Derzeit gibt es zwar einige universitäre Einrichtungen, die Maschinenlernalgorithmen in der Radiologie etwas intensiver einsetzen, etwa bei der Bestimmung des Knochenalters, bei der Befundung oder Vorbefundung von Röntgen-Thorax-Aufnahmen oder beim Auszählen von MS-Herden. In der breiten Versorgung ist die radiologische KI aber noch längst nicht angekommen. Das hat mehrere Gründe. Zum einen funktioniert längst nicht jeder Algorithmus in jeder Einrichtung gleich gut. Zum anderen mangelt es oft noch an technischer Interoperabilität.

 

Aufwändige Pseudonymisierung

Was tun? Das Unternehmen Telepaxx hat jetzt einen Algorithmen-Marktplatz eröffnet, der antritt, diese Probleme wenn nicht zu lösen so doch zumindest anzugehen: „Die Idee ist schon etwas älter. Wir haben im deutschsprachigen Raum über 600 dezentrale Server, die von medizinischen Einrichtungen für die Langzeitarchivierung genutzt werden. Die sind natürlich ein interessantes Trainingsfeld für radiologische Classifier“, betonte Thomas Pettinger von Telepaxx im Gespräch mit E-HEALTH-COM.

 

Das Einverständnis der jeweiligen Einrichtungen vorausgesetzt können Forscher und Startups künftig die Datenschätze einzelner Einrichtungen nutzen, um Algorithmen zu entwickeln und zu trainieren. Dem Datenschutz wird dabei durch aufwändige Pseudonymisierungsverfahren Rechnung getragen. Validierte Classifier können über die Cloud-Infrastruktur dann den Anwendern zur Verfügung gestellt werden, die sie bei Interesse und entsprechender Bezahlung dann nutzen können.

 

Gehen Algorithmen bald auf Bildungsreise?

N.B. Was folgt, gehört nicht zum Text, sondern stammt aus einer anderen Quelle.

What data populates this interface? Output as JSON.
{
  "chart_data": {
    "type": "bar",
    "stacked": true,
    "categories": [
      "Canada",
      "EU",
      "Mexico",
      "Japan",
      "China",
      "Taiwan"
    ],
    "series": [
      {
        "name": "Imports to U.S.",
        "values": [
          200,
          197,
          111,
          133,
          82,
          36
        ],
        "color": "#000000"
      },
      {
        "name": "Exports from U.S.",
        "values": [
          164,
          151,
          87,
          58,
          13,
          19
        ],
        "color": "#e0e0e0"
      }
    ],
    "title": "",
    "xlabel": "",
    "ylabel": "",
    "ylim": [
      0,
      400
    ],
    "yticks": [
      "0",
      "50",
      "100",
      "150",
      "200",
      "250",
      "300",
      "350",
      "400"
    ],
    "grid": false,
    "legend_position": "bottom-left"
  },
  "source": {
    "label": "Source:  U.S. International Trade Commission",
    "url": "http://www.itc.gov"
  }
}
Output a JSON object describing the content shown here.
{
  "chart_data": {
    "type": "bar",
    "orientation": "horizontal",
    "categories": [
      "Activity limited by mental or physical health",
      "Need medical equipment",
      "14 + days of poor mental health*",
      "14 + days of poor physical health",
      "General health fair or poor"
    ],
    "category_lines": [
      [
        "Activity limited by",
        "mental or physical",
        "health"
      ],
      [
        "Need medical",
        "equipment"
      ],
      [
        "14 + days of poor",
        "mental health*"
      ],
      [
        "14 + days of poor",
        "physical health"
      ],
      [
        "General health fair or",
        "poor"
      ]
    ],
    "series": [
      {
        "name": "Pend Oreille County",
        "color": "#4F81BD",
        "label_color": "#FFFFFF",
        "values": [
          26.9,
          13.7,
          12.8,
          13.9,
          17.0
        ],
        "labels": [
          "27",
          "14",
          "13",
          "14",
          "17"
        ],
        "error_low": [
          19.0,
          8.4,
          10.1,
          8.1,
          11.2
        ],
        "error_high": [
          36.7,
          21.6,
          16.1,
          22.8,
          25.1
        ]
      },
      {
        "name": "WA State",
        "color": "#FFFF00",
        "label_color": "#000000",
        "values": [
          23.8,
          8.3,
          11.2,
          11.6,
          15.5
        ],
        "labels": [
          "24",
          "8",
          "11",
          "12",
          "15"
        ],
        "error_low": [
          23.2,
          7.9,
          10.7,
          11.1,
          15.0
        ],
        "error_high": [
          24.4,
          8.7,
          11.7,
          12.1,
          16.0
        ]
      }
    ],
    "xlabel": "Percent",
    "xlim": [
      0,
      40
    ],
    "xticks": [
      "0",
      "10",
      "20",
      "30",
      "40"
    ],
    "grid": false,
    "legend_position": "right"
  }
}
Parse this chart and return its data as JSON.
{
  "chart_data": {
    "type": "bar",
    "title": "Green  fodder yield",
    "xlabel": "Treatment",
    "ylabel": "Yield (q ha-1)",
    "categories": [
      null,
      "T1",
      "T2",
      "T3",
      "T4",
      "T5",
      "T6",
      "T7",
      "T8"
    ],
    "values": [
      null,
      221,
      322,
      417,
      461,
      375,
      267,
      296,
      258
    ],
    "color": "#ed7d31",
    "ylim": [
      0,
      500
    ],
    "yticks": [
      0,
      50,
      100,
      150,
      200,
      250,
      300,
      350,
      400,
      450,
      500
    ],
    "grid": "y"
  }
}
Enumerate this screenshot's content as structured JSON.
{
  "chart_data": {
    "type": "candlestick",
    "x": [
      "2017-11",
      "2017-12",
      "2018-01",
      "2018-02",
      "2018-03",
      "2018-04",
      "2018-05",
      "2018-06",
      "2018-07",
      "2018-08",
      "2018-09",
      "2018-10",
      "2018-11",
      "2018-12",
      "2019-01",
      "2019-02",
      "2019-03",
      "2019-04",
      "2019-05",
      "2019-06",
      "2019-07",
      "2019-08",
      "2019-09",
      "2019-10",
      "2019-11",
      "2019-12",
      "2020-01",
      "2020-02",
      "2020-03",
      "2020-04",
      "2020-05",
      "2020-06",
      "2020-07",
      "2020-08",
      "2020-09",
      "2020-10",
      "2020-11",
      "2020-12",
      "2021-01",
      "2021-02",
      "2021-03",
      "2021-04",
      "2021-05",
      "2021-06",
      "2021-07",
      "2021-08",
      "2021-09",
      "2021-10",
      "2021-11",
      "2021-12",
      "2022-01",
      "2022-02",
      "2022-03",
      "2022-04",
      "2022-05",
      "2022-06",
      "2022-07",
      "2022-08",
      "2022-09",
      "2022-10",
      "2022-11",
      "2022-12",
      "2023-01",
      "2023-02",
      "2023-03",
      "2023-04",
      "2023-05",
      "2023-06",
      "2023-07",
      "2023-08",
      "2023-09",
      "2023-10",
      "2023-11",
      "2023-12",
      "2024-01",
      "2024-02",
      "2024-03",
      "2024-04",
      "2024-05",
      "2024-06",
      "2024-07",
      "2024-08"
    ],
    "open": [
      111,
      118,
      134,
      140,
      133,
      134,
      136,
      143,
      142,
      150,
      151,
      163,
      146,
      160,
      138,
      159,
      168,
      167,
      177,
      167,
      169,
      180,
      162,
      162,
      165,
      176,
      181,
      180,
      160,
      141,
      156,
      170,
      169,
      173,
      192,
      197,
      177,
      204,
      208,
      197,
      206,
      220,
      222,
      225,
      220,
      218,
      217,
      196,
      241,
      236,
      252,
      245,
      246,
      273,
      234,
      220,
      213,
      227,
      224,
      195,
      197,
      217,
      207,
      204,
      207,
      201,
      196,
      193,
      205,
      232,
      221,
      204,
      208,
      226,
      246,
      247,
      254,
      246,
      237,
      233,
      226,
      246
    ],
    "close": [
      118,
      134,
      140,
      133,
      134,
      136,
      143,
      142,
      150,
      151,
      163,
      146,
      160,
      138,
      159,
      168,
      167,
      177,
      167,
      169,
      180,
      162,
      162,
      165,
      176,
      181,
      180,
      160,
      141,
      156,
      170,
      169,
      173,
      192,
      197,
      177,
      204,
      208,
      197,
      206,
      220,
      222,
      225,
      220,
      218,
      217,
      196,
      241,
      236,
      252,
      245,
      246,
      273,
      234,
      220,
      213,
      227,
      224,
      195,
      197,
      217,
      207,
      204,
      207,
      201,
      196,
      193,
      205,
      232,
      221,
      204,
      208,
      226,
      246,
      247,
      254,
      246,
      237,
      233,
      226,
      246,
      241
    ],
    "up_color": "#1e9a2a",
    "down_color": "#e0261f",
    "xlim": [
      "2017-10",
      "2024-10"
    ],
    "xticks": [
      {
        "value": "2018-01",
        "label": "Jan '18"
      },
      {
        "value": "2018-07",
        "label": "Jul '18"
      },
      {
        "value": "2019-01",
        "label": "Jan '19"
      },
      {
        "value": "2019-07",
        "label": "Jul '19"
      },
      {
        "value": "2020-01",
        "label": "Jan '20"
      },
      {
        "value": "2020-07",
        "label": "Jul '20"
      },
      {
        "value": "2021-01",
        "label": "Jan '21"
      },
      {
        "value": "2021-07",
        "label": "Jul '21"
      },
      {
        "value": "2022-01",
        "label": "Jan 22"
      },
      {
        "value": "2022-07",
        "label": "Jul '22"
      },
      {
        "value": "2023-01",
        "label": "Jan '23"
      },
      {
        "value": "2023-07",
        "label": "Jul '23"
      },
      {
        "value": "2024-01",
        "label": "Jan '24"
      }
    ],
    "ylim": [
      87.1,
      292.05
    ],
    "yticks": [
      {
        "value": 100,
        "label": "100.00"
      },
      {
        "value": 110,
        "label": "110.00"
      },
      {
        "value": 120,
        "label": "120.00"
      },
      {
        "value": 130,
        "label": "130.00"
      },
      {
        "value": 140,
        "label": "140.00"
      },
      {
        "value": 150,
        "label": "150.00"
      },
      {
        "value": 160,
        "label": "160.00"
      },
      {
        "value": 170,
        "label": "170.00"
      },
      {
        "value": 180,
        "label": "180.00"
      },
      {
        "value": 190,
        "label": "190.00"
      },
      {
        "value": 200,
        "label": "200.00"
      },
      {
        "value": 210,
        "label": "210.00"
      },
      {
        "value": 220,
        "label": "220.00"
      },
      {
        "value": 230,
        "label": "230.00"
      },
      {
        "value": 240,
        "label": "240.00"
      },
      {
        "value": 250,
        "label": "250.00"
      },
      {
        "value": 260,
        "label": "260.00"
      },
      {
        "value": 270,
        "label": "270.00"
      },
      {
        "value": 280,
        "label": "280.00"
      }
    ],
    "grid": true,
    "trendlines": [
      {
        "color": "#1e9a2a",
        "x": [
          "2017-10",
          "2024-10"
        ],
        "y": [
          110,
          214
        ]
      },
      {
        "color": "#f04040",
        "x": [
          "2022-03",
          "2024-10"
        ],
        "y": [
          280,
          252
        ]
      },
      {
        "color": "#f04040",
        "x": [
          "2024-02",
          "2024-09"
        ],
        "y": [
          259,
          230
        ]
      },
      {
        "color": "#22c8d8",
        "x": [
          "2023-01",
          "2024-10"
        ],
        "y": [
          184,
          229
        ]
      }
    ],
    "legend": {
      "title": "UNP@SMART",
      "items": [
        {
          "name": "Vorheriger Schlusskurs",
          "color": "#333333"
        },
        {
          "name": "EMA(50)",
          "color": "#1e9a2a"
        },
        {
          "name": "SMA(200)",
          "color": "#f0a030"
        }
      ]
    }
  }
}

Ein Selbstläufer sind solche Konzepte natürlich nicht. „Viele der Datensätze sind für ein Training von Classifiern gar nicht so gut geeignet, da der Befund oft nur beschreibt, was für wichtig gehalten wir“, so Pettinger. Manche Radiologen befunden deswegen ihre Studien sogar nach, um den Algorithmen das Training zu erleichtern.

 

Ein zweites Problem sind die heterogenen IT- und Techniklandschaften in den unterschiedlichen Einrichtungen: „Nur weil ein Classifier an der Universität und mit dem modernsten CT-Gerät auf Facharztniveau agiert, heißt das noch lange nicht, dass das auch in der Breite funktioniert. Da rauschen Sensitivität und Spezifität oft erstaunlich rasch in den Keller.“

 

Ein Ansatz, mit dem dieses Problem möglicherweise angegangen werden könnte, trägt in der KI-Forschung den Namen „föderiertes Lernen“. Dabei werden Algorithmen quasi auf Bildungsreise geschickt: Sie werden in der Einrichtung, in der sie zum Einsatz kommen sollen, noch einmal nachtrainiert, ähnlich wie Spracherkennung an den Sprecher adaptiert wird. Dazu allerdings wären dann Trainingseinheiten vor Ort nötig, inklusive der dazu erforderlichen Grafikkarten.